ATHENA – Mmmh, disons qu’Aphrodite a partiellement raison. Les hommes peuvent être des muffles mais il est bon de temps en temps de se retrouver dans le rôle de la princesse secourue par le prince sur son blanc et fidèle destrier. … Enfin en l’occurrence, chaussé de mocassins blancs.

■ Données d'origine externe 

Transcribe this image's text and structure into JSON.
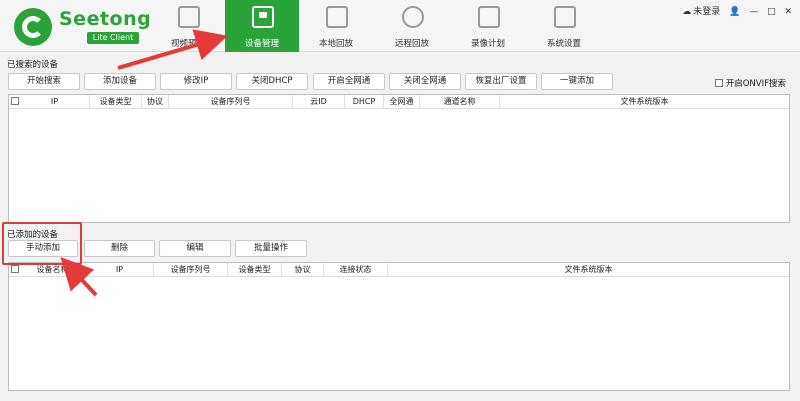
{
  "app": {
    "brand": "Seetong",
    "sub": "Lite Client"
  },
  "nav": [
    {
      "label": "视频预览",
      "icon": "preview-icon"
    },
    {
      "label": "设备管理",
      "icon": "device-manage-icon",
      "active": true
    },
    {
      "label": "本地回放",
      "icon": "local-playback-icon"
    },
    {
      "label": "远程回放",
      "icon": "remote-playback-icon"
    },
    {
      "label": "录像计划",
      "icon": "record-plan-icon"
    },
    {
      "label": "系统设置",
      "icon": "system-settings-icon"
    }
  ],
  "window": {
    "login": "未登录",
    "minimize": "—",
    "maximize": "□",
    "close": "✕"
  },
  "searched": {
    "title": "已搜索的设备",
    "buttons": [
      "开始搜索",
      "添加设备",
      "修改IP",
      "关闭DHCP",
      "开启全网通",
      "关闭全网通",
      "恢复出厂设置",
      "一键添加"
    ],
    "onvif_label": "开启ONVIF搜索",
    "columns": [
      "IP",
      "设备类型",
      "协议",
      "设备序列号",
      "云ID",
      "DHCP",
      "全网通",
      "通道名称",
      "文件系统版本"
    ]
  },
  "added": {
    "title": "已添加的设备",
    "buttons": [
      "手动添加",
      "删除",
      "编辑",
      "批量操作"
    ],
    "columns": [
      "设备名称",
      "IP",
      "设备序列号",
      "设备类型",
      "协议",
      "连接状态",
      "文件系统版本"
    ]
  },
  "colors": {
    "accent": "#2aa339",
    "annotation": "#e53a3a"
  }
}
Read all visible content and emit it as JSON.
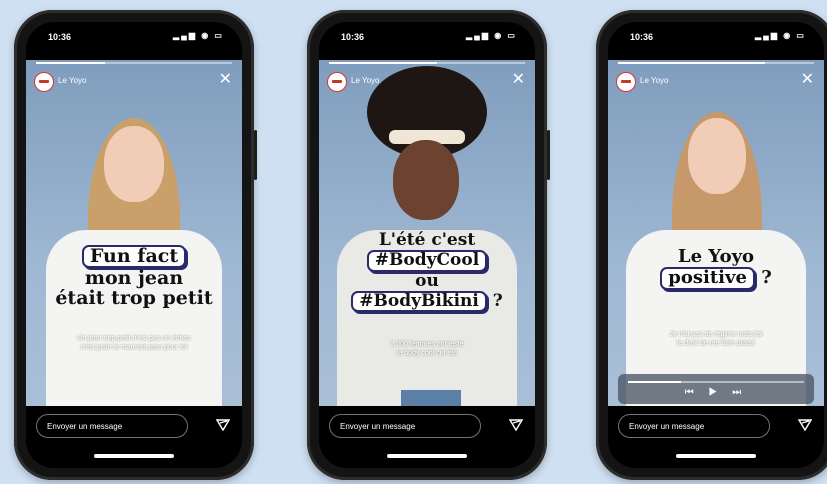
{
  "phones": [
    {
      "time": "10:36",
      "account": "Le Yoyo",
      "caption": [
        "Fun fact",
        "mon jean",
        "était trop petit"
      ],
      "subtitle": [
        "Un jean trop petit n'est pas un échec",
        "c'est juste le mauvais jean pour toi"
      ],
      "message_placeholder": "Envoyer un message"
    },
    {
      "time": "10:36",
      "account": "Le Yoyo",
      "caption": [
        "L'été c'est",
        "#BodyCool",
        "ou",
        "#BodyBikini",
        "?"
      ],
      "subtitle": [
        "2 000 femmes ont testé",
        "le body cool cet été"
      ],
      "message_placeholder": "Envoyer un message"
    },
    {
      "time": "10:36",
      "account": "Le Yoyo",
      "caption": [
        "Le Yoyo",
        "positive",
        "?"
      ],
      "subtitle": [
        "Je n'ai pas de régime mais j'ai",
        "le droit de me faire plaisir"
      ],
      "message_placeholder": "Envoyer un message"
    }
  ],
  "colors": {
    "background": "#cfe0f2",
    "caption_border": "#2a2a6a",
    "photo_bg": "#9fb8d3"
  },
  "icons": {
    "close": "✕",
    "status": "▂▄▆ ◉ ▭",
    "player": "⏮ ▶ ⏭"
  }
}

Elle lui envoya un nouveau sourire mystérieux avant de se redresser et de retrouver une attitude plus digne et à son image. Elle se rendit dans la cuisine et se fit couler un verre d’eau afin de retirer le goût amer de sa bouche. Deux-trois goutte de grenadine et le dégoût partirait pour laisser place aux souvenirs sucrés de la fin de soirée de la veille. Elle s’humecta les lèvres et retourna auprès d’Artémis. Elle savait qu’elle allait passé un sale quart d’heure auprès d’elle. Après tout, elles avaient prêté le même serment, à peu de chose près. Si l’une des deux le rompait, l’autre se sentait trahie. C’est ce qu’elle avait ressenti lorsqu’Artémis avait failli craquer. Elle avait oublié le nom de ce géant. Artémis allait très certainement lui faire la leçon sur le principe mais s’acharnerait davantage en apprenant l’identité du prince. Athéna avait pris sa décision cependant. Elle l’avait laissé retourner auprès de sa femme la première fois. Cette fois-ci, elle n’abandonnerait pas l’homme qu’elle aimait à une autre.

ATHENA – Stefanos m’a sorti d’un mauvais pas hier soir. Tu m’avais caché que c’était aussi plaisant d’être proche de quelqu’un de cette manière …

Mutine, elle planta son regard vert dans celui d’Artémis. Autant la choquer pour de bon. C’était si rare. Il fallait faire les choses biens.